*Reduction* (also known as *folding* in functional programming) is the action of computing the value of some associative and commutative operation (i.e., $(a \circ b) \circ c = a \circ (b \circ c)$ and $a \circ b = b \circ a$) over a range of arbitrary elements.

The simplest example of reduction is calculating the sum an array:

```
int sum(int *a, int n) {
int s = 0;
for (int i = 0; i < n; i++)
s += a[i];
return s;
}
```

The naive approach is not so straightforward to vectorize, because the state of the loop (sum $s$ on the current prefix) depends on the previous iteration. The way to overcome this is to split a single scalar accumulator $s$ into 8 separate ones, so that $s_i$ would contain the sum of every 8th element of the original array, shifted by $i$:

$$ s_i = \sum_{j=0}^{n / 8} a_{8 \cdot j + i } $$If we store these 8 accumulators in a single 256-bit vector, we can update them all at once by adding consecutive 8-element segments of the array. With vector extensions, this is straightforward:

```
int sum_simd(v8si *a, int n) {
// ^ you can just cast a pointer normally, like with any other pointer type
v8si s = {0};
for (int i = 0; i < n / 8; i++)
s += a[i];
int res = 0;
// sum 8 accumulators into one
for (int i = 0; i < 8; i++)
res += s[i];
// add the remainder of a
for (int i = n / 8 * 8; i < n; i++)
res += a[i];
return res;
}
```

You can use this approach for other reductions, such as for finding the minimum or the xor-sum of an array.

### #Instruction-Level Parallelism

Our implementation matches what the compiler produces automatically, but it is actually suboptimal: when we use just one accumulator, we have to wait one cycle between the loop iterations for a vector addition to complete, while the throughput of corresponding instruction is 2 on this microarchitecture.
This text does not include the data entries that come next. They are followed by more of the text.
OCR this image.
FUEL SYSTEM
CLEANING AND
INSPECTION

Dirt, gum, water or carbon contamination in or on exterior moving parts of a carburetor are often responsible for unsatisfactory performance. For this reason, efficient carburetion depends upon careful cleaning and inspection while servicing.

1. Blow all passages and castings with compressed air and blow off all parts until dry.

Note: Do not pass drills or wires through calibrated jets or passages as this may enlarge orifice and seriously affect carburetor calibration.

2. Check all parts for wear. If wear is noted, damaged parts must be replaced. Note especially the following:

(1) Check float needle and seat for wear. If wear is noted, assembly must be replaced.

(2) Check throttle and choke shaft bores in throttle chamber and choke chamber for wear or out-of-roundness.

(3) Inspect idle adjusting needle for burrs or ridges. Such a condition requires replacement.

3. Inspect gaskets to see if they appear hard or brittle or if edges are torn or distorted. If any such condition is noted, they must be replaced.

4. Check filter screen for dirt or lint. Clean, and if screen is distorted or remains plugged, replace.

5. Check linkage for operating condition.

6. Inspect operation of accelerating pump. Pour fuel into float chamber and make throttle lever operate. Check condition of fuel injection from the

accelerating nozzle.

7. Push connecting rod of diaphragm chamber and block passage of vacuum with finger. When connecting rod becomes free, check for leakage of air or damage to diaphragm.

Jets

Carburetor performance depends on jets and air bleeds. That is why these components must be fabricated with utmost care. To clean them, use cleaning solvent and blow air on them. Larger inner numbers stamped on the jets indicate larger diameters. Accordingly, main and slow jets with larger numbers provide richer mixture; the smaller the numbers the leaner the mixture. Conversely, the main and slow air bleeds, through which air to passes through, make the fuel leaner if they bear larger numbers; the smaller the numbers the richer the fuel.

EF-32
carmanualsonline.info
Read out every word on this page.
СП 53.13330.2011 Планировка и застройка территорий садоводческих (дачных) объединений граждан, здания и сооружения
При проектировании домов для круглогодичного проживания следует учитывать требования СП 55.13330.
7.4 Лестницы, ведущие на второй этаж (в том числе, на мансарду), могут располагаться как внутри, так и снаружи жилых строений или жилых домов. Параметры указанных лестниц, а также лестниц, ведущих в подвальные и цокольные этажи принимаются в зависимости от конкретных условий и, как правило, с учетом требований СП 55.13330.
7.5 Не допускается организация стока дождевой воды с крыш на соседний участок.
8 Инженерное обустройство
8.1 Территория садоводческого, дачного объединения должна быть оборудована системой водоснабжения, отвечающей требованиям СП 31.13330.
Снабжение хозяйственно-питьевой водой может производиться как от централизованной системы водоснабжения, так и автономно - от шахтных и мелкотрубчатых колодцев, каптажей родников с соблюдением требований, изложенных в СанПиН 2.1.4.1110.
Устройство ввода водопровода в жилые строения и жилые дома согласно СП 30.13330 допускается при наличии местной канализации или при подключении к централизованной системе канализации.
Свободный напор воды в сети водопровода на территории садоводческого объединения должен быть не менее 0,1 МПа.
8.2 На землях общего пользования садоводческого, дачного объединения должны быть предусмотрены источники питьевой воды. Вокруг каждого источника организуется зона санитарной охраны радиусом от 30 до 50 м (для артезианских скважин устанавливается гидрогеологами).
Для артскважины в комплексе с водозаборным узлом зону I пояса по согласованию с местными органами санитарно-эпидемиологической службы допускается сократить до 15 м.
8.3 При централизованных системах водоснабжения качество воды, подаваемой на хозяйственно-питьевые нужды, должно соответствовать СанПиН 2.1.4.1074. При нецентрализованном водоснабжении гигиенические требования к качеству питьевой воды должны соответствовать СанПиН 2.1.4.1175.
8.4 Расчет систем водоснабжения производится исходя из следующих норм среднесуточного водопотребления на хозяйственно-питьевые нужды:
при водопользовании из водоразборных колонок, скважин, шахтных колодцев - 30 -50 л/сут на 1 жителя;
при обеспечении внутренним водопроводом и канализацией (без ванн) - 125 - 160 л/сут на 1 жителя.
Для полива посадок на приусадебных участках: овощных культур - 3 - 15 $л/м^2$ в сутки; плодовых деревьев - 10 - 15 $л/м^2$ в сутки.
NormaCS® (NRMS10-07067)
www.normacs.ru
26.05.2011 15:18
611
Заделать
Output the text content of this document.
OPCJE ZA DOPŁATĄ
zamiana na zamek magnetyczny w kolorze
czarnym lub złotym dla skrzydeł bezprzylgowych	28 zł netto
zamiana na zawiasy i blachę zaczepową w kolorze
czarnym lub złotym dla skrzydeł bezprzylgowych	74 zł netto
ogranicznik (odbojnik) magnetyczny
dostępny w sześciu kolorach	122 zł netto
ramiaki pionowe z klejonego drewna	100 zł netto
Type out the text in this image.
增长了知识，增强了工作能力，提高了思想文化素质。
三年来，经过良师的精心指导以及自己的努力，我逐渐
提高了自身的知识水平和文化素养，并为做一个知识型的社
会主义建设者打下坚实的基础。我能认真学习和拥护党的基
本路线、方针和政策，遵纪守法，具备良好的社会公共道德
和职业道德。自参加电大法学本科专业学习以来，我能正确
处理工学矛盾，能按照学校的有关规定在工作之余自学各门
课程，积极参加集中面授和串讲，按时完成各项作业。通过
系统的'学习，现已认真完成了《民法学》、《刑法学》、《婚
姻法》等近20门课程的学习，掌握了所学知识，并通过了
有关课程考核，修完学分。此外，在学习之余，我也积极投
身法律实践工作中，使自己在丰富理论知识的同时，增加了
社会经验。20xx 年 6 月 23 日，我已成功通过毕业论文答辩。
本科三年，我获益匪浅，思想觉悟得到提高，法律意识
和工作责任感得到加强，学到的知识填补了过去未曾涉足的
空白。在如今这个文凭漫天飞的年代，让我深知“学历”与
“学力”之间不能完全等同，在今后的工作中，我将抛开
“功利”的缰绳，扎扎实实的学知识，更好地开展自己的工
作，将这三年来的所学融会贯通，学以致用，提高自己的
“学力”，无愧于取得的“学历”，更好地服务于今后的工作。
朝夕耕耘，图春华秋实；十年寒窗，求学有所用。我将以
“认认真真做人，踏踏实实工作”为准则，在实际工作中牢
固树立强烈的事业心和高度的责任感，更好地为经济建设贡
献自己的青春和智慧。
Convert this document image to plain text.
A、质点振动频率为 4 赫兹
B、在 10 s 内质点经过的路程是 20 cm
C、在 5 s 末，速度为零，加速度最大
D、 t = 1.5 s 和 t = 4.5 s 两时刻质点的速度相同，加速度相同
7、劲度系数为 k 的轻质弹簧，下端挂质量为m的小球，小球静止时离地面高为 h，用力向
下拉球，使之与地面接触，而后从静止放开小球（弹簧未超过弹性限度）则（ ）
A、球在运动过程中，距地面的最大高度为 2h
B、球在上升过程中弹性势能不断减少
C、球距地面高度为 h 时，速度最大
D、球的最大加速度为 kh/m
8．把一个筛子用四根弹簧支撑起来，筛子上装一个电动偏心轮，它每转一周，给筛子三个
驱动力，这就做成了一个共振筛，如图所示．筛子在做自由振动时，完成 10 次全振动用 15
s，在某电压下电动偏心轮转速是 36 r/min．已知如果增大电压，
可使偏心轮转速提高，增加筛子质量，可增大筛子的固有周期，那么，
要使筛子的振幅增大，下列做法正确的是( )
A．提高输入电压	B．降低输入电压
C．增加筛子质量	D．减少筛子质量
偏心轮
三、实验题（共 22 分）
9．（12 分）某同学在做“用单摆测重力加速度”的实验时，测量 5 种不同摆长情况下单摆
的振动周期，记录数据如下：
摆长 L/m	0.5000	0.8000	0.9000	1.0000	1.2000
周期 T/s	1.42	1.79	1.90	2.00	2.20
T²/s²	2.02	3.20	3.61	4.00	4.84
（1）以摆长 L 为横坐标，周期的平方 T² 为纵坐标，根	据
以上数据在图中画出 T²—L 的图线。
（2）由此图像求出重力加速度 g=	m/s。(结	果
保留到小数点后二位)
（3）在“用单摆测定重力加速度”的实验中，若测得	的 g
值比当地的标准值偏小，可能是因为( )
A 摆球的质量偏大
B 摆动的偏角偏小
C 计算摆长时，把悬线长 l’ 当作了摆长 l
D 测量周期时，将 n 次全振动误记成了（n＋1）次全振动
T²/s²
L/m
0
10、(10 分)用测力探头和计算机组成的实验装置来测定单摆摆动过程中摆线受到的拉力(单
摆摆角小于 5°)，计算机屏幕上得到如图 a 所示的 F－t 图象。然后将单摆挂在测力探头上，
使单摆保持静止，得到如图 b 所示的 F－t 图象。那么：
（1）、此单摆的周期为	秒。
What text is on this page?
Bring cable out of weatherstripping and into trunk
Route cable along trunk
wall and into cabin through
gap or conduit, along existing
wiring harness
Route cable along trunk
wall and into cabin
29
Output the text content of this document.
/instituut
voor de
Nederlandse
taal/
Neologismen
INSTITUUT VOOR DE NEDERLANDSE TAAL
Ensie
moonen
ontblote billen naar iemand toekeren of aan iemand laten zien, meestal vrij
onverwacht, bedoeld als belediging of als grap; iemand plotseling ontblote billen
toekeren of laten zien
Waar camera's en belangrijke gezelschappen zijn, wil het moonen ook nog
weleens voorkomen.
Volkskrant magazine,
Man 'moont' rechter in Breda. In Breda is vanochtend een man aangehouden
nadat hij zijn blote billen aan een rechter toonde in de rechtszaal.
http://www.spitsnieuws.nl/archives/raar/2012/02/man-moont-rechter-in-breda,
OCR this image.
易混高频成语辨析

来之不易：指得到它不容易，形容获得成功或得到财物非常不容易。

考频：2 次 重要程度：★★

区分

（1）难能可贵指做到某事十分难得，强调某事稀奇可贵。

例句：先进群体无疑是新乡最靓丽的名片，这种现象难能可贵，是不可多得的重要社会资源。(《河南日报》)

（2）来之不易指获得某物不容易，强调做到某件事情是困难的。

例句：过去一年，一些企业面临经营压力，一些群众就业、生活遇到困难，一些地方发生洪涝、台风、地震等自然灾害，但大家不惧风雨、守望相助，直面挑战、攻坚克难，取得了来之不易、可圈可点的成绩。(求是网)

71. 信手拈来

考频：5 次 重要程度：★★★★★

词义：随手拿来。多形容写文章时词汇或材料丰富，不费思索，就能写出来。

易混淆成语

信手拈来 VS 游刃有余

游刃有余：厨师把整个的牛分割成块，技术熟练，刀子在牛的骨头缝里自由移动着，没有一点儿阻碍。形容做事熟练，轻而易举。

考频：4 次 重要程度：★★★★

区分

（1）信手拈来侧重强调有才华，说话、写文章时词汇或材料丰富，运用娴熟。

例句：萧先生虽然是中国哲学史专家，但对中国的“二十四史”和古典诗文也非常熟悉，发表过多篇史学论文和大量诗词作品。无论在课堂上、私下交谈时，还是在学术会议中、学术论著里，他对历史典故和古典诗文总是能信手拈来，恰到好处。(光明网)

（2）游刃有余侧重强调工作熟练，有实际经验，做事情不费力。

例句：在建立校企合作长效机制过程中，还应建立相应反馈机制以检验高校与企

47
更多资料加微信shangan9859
If we again divide the array in $B \geq 2$ parts and use a *separate* accumulator for each, we can saturate the throughput of vector addition and increase the performance twofold:

```
const int B = 2; // how many vector accumulators to use
int sum_simd(v8si *a, int n) {
v8si b[B] = {0};
for (int i = 0; i + (B - 1) < n / 8; i += B)
for (int j = 0; j < B; j++)
b[j] += a[i + j];
// sum all vector accumulators into one
for (int i = 1; i < B; i++)
b[0] += b[i];
int s = 0;
// sum 8 scalar accumulators into one
for (int i = 0; i < 8; i++)
s += b[0][i];
// add the remainder of a
for (int i = n / (8 * B) * (8 * B); i < n; i++)
s += a[i];
return s;
}
```

If you have more than 2 relevant execution ports, you can increase the `B`

constant accordingly, but the $n$-fold performance increase will only apply to arrays that fit into L1 cache — memory bandwidth will be the bottleneck for anything larger.

### #Horizontal Summation

The part where we sum up the 8 accumulators stored in a vector register into a single scalar to get the total sum is called “horizontal summation.”

Although extracting and adding every scalar one by one only takes a constant number of cycles, it can be computed slightly faster using a special instruction that adds together pairs of adjacent elements in a register.

Since it is a very specific operation, it can only be done with SIMD intrinsics — although the compiler probably emits roughly the same procedure for the scalar code anyway:

```
int hsum(__m256i x) {
__m128i l = _mm256_extracti128_si256(x, 0);
__m128i h = _mm256_extracti128_si256(x, 1);
l = _mm_add_epi32(l, h);
l = _mm_hadd_epi32(l, l);
return _mm_extract_epi32(l, 0) + _mm_extract_epi32(l, 1);
}
```

There are other similar instructions, e.g., for integer multiplication or calculating absolute differences between adjacent elements (used in image processing).

There is also one specific instruction, `_mm_minpos_epu16`

, that calculates the horizontal minimum and its index among eight 16-bit integers. This is the only horizontal reduction that works in one go: all others are computed in multiple steps.